Machine learning prediction and experimental validation of antigenic drift in H3 influenza A viruses in swine
Zeller, M.A., Gauger, P.C., Arendsee, Z.W., Souza, C.K., Vincent, A.L., and Anderson, T.K. Machine learning prediction and experimental validation of antigenic drift in H3 influenza A viruses in swine. bioRxiv Preprint doi:10.1101/2020.08.07.238279.

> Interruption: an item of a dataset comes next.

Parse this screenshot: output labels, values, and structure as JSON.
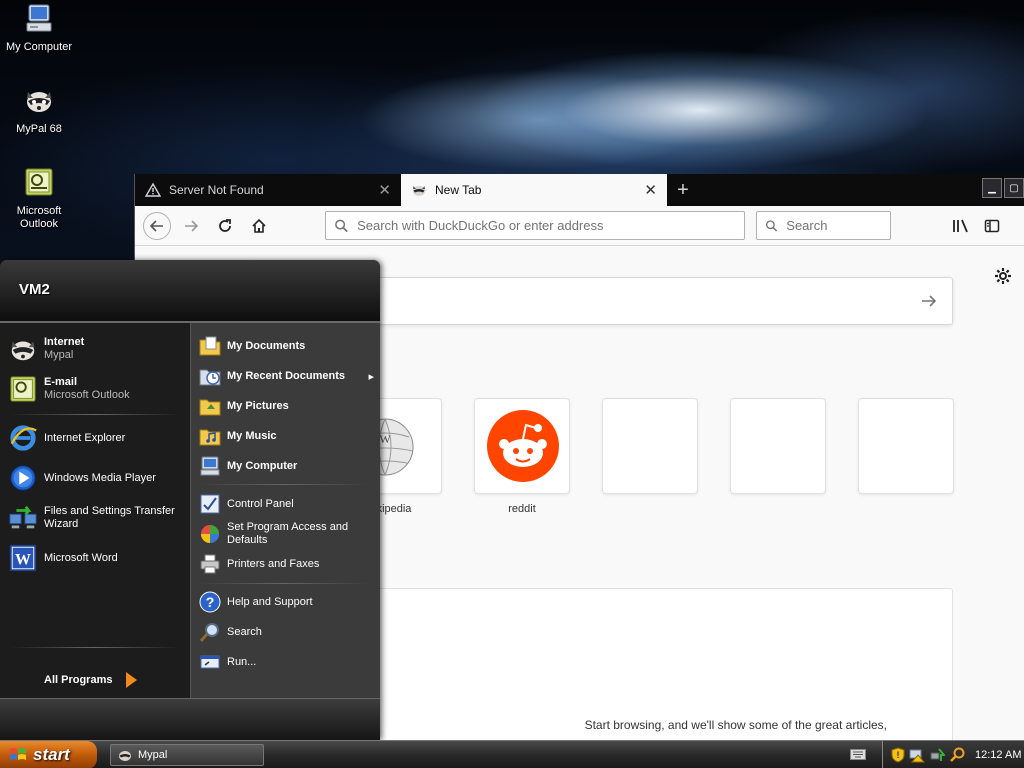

Abstract: The genetic and antigenic diversity of influenza A virus (IAV) circulating in swine challenges the development of effective vaccines, thereby increasing the zoonotic threat and pandemic potential of swine IAV. High throughput sequencing technologies and analyses are able to quantify genetic diversity of IAV, but there are no accurate approaches to adequately describe novel antigenic phenotypes. This study evaluated an ensemble of non-linear regression models to estimate virus phenotype from genotype. Regression models were trained with a phenotypic dataset of pairwise hemagglutination inhibition (HI) assays, using genetic sequence identity and pairwise amino acid mutations as predictor features. The model identified pairwise amino acid identity, ranked the relative importance of mutations in the hemagglutinin (HA) protein, and demonstrated good prediction accuracy following ten-fold cross validation. Four previously untested IAV strains were selected to experimentally validate the model predictions by HI assays. Error between predicted and measured distances of uncharacterized strains were 0.34, 0.70, 2.19, and 0.17 antigenic units. These regression models trained on HI data can be used to estimate antigenic distances between different strains of IAV in swine using sequence data. By ranking the importance of mutations in the HA, this method provides criteria for identifying antigenically advanced IAV strains that may not be controlled by existing vaccines and can inform strain updates to vaccines to better control this important pathogen.